Friday, May 15, 2009

Sciences: Space Explore: NASA launches Kepler Mission (agency's 10th Discovery mission) to look for Earth-like planets



KEPLER MISSION: A search for habitable planets. -- official website offers this succinct summary of the project (but don't miss the whole item "Importance of Planet Detection").
The Kepler Mission, NASA Discovery mission #10, is specifically designed to survey our region of the Milky Way galaxy to discover hundreds of Earth-size and smaller planets in or near the habitable zone and determine how many of the billions of stars in our galaxy have such planets.

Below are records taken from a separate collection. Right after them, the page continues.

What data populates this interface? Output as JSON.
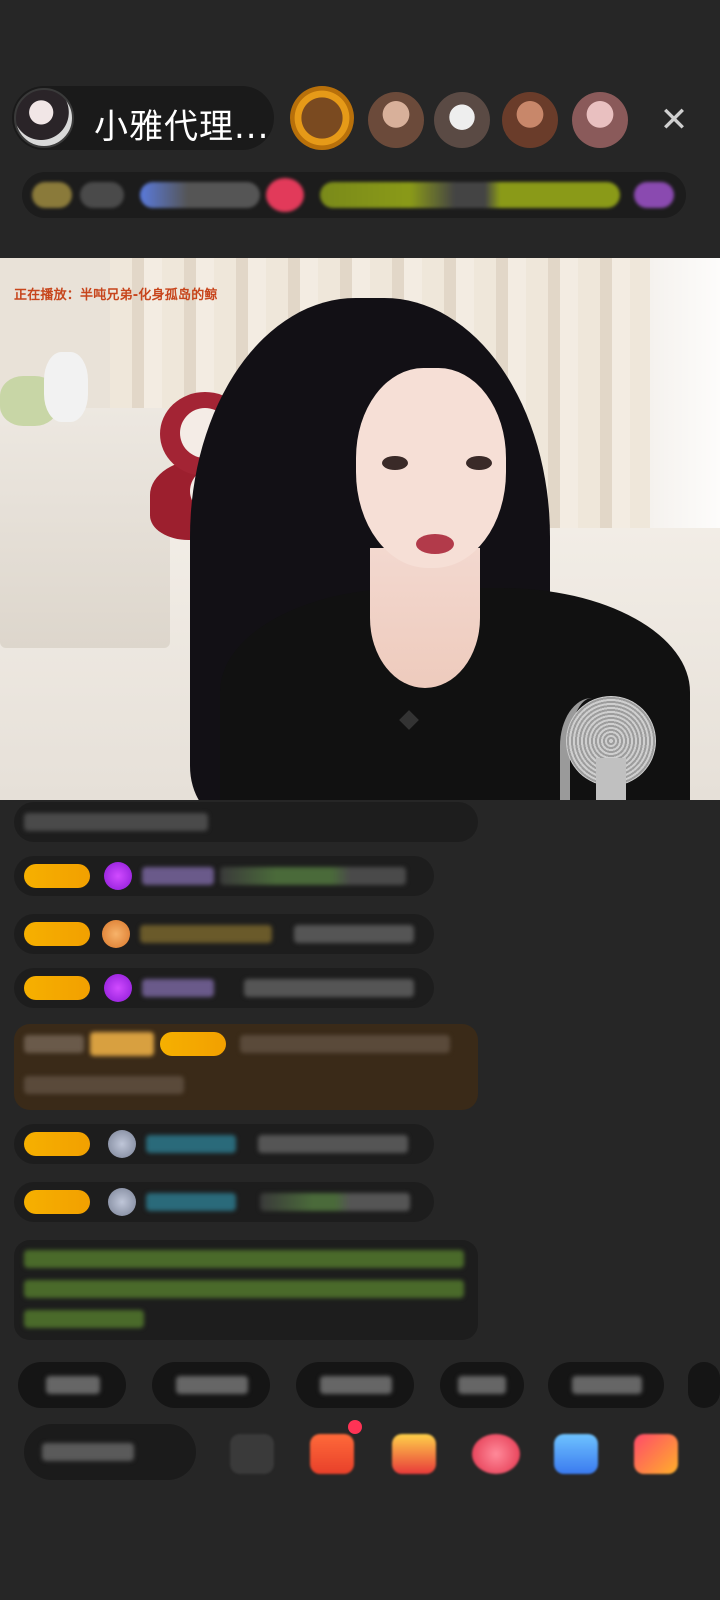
{
  "header": {
    "host_name": "小雅代理...",
    "close_icon": "close-icon"
  },
  "video": {
    "now_playing": "正在播放：半吨兄弟-化身孤岛的鲸"
  },
  "colors": {
    "background": "#262626",
    "badge_gold": "#f6b000",
    "now_playing": "#c7451c",
    "chat_bubble": "#1d1d1d",
    "highlight_bubble": "#3a2a18"
  }
}
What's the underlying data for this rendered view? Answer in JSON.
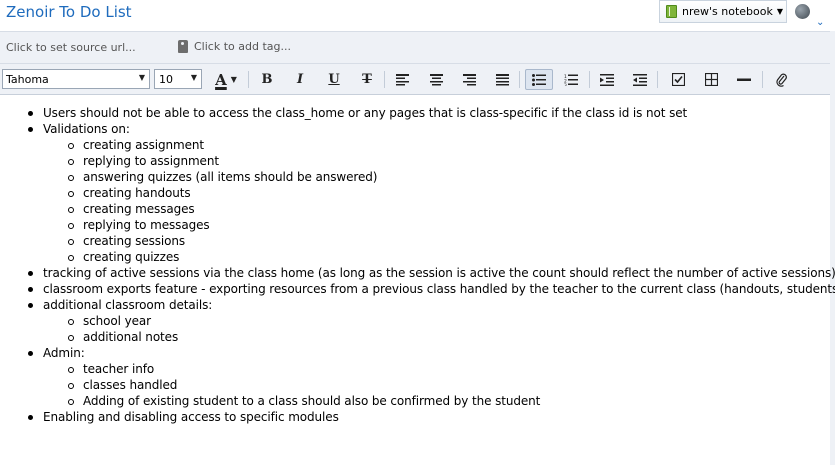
{
  "app": {
    "title": "Zenoir To Do List"
  },
  "notebook": {
    "label": "nrew's notebook"
  },
  "meta_bar": {
    "source_url_placeholder": "Click to set source url...",
    "tag_placeholder": "Click to add tag..."
  },
  "toolbar": {
    "font_family": "Tahoma",
    "font_size": "10",
    "buttons": [
      "font-color",
      "bold",
      "italic",
      "underline",
      "strikethrough",
      "align-left",
      "align-center",
      "align-right",
      "align-justify",
      "bulleted-list",
      "numbered-list",
      "indent",
      "outdent",
      "checkbox",
      "table",
      "horizontal-rule",
      "attachment"
    ],
    "active_button": "bulleted-list"
  },
  "colors": {
    "title": "#1e6bbd",
    "bar_bg": "#eef1f6",
    "notebook_icon": "#7fb53a"
  },
  "note": {
    "items": [
      {
        "text": "Users should not be able to access the class_home or any pages that is class-specific if the class id is not set",
        "children": []
      },
      {
        "text": "Validations on:",
        "children": [
          "creating assignment",
          "replying to assignment",
          "answering quizzes (all items should be answered)",
          "creating handouts",
          "creating messages",
          "replying to messages",
          "creating sessions",
          "creating quizzes"
        ]
      },
      {
        "text": "tracking of active sessions via the class home (as long as the session is active the count should reflect the number of active sessions)",
        "children": []
      },
      {
        "text": "classroom exports feature - exporting resources from a previous class handled by the teacher to the current class (handouts, students)",
        "children": []
      },
      {
        "text": "additional classroom details:",
        "children": [
          "school year",
          "additional notes"
        ]
      },
      {
        "text": "Admin:",
        "children": [
          "teacher info",
          "classes handled",
          "Adding of existing student to a class should also be confirmed by the student"
        ]
      },
      {
        "text": "Enabling and disabling access to specific modules",
        "children": []
      }
    ]
  }
}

Results from this mission will allow us to place our solar system within the continuum of planetary systems in the Galaxy.
Magnalia Dei!, as Johannes Kepler (1571-1630) m+t be saying.
Kepler was forced to leave his teaching post at Graz [Germany] due to the [Roman Catholic] counter Reformation because he was Lutheran and moved to Prague [Czech Republic nowadays] to work with the renowned Danish astronomer, Tycho Brahe. He inherited Tycho's post as Imperial Mathematician when Tycho died in 1601. Using the precise data that Tycho had collected, Kepler discovered that the orbit of Mars was an ellipse. In 1609 he published Astronomia Nova, delineating his discoveries, which are now called Kepler's first two laws of planetary motion. And what is just as important about this work, "it is the first published account wherein a scientist documents how he has coped with the multitude of imperfect data to forge a theory of surpassing accuracy" (O. Gingerich in foreword to Johannes Kepler New Astronomy translated by W. Donahue, Cambridge Univ Press, 1992), a fundamental law of nature. Today we call this the scientific method.
Do not miss, in the just-quoted text, how the scientific method is defined, while attributing this pioneering usage of its mathematics-enriched method to Dr Kepler: "a scientist documents how he has coped with the multitude of imperfect data to forge a theory of surpassing accuracy" (O. Gingerich, in the Forward).